If he becomes completely unreasonable and the building falls apart more, we'll leave and he'll still owe a lot of money and have another empty unit.

 

When you invest in a neighborhood that goes bad, at high interest rates, and the house falls apart on you, you can't just wait for the lease to come up and tell him to kiss it where the good lord split it. You have a mortgage. They don't work like this.

 

Since I have a washing machine I got off Amazon that does our clothes in small batches and a double sink strainer to make sure it doesn't clog the drain and get us rumbled, and a laundry spinner and clothes drying rack, I have no expenses at the laundromat. Full sized washers and dryers are nice, but they're expensive, and they only last a number of duty cycles before you have to replace those too while you're struggling under the weight of home payments.

 

"The concept of spending today in anticipation of future wealth continues to plague those who are unable or unwilling to understand the long-term financial impact of large-scale purchases.
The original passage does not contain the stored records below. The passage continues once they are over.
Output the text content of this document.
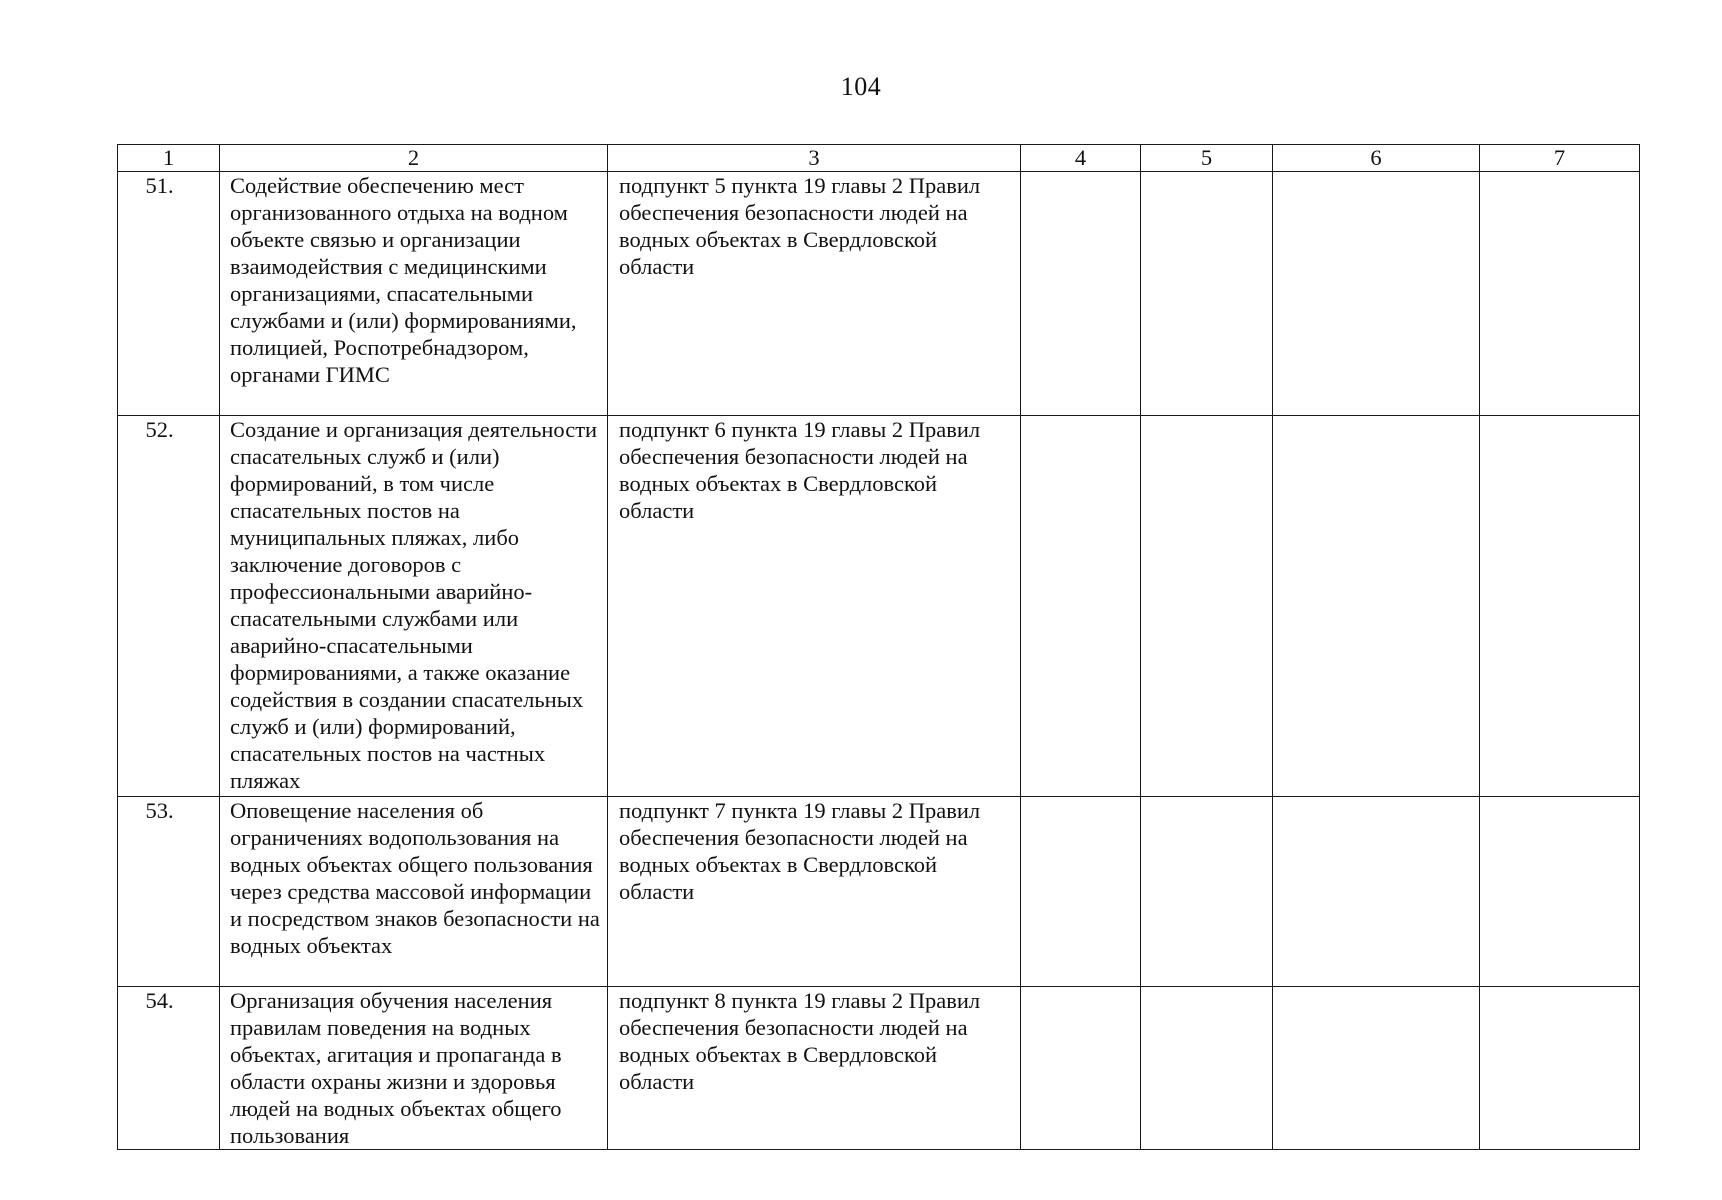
104
1	2	3	4	5	6	7
51.	Содействие обеспечению мест организованного отдыха на водном объекте связью и организации взаимодействия с медицинскими организациями, спасательными службами и (или) формированиями, полицией, Роспотребнадзором, органами ГИМС	подпункт 5 пункта 19 главы 2 Правил обеспечения безопасности людей на водных объектах в Свердловской области				
52.	Создание и организация деятельности спасательных служб и (или) формирований, в том числе спасательных постов на муниципальных пляжах, либо заключение договоров с профессиональными аварийно-спасательными службами или аварийно-спасательными формированиями, а также оказание содействия в создании спасательных служб и (или) формирований, спасательных постов на частных пляжах	подпункт 6 пункта 19 главы 2 Правил обеспечения безопасности людей на водных объектах в Свердловской области				
53.	Оповещение населения об ограничениях водопользования на водных объектах общего пользования через средства массовой информации и посредством знаков безопасности на водных объектах	подпункт 7 пункта 19 главы 2 Правил обеспечения безопасности людей на водных объектах в Свердловской области				
54.	Организация обучения населения правилам поведения на водных объектах, агитация и пропаганда в области охраны жизни и здоровья людей на водных объектах общего пользования	подпункт 8 пункта 19 главы 2 Правил обеспечения безопасности людей на водных объектах в Свердловской области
Remember Ken, who traded Manhattan for Atlanta? His peers viewed his choice with skepticism, but it ultimately paid off with 20-plus years of reduced living costs. In the current environment of rising real estate prices and stagnant wages, the idea of living below your means—not above them—especially when it comes to housing, is as important as ever."

 

Anticipation is one of my favorite words, especially after seeing The Rocky Horror Picture Show and Tim Curry's take on the word, which seemed like it would go on forever.

 

Spending in anticipation of income in the future is dumb. Many people were told that if they studied STEM degrees, they'd be in constant demand at high salaries in the tech bubble that's starting  to come apart, however, what they found out when they moved to San Francisco or other HCOL areas was that they got an expensive mortgage, and the jobs market became diluted, and then the layoffs started, which is going to spark another housing crisis eventually when they deplete whatever they've saved plus their unemployment, and all they get called in for are fake job interviews.

 

Fake it 'til you make it is an ass backwards way of looking at wealth. You need to make it and then you need to decide what to do with it. Most millionaires didn't get where they are by losing $60,000 in interest and depreciation every 5 years on car loans, or buying a house that exceeded their annual income by 500% before they had any money, and with a very small down payment.

 

If you decide to fake it, you'll be caught on a hamster wheel of debt and will always have to fake it. That's what you get for playing kissy-face with the banks.

 

When you look at the majority of people with large houses and nice cars, these people spend everything they make trying to not have it repossessed, and then 30 days later there's just another payment. They have the banks, credit unions, and FICO threatening that if they fall off the wagon, their credit scores will be destroyed and they'll be sued. This isn't freedom, it is Hell.

-----

 

Footnote:

 

The next chapter goes on to talk about millionaires being cheap dates.

 

"Is your significant other dropping hints that indicate he is interested in certain levels of requisite gifts, entertainment, and activities that require spending beyond your (or his) means? You may be involved in a relationship with a consumer-focused partner, one who ultimately may find it difficult to adjust to a more frugal lifestyle which those who seek economic success adopt"

 

If you're ever out on a date with someone and you're paying, pay attention to what they order. If it's something that's multiples of what you're paying for your own meal, then they've already failed the test. People with the mindset that you're paying, so they go for the lobster don't deserve you. What kind of future will you have with this person if you try to combine incomes, get a house, and some vehicles?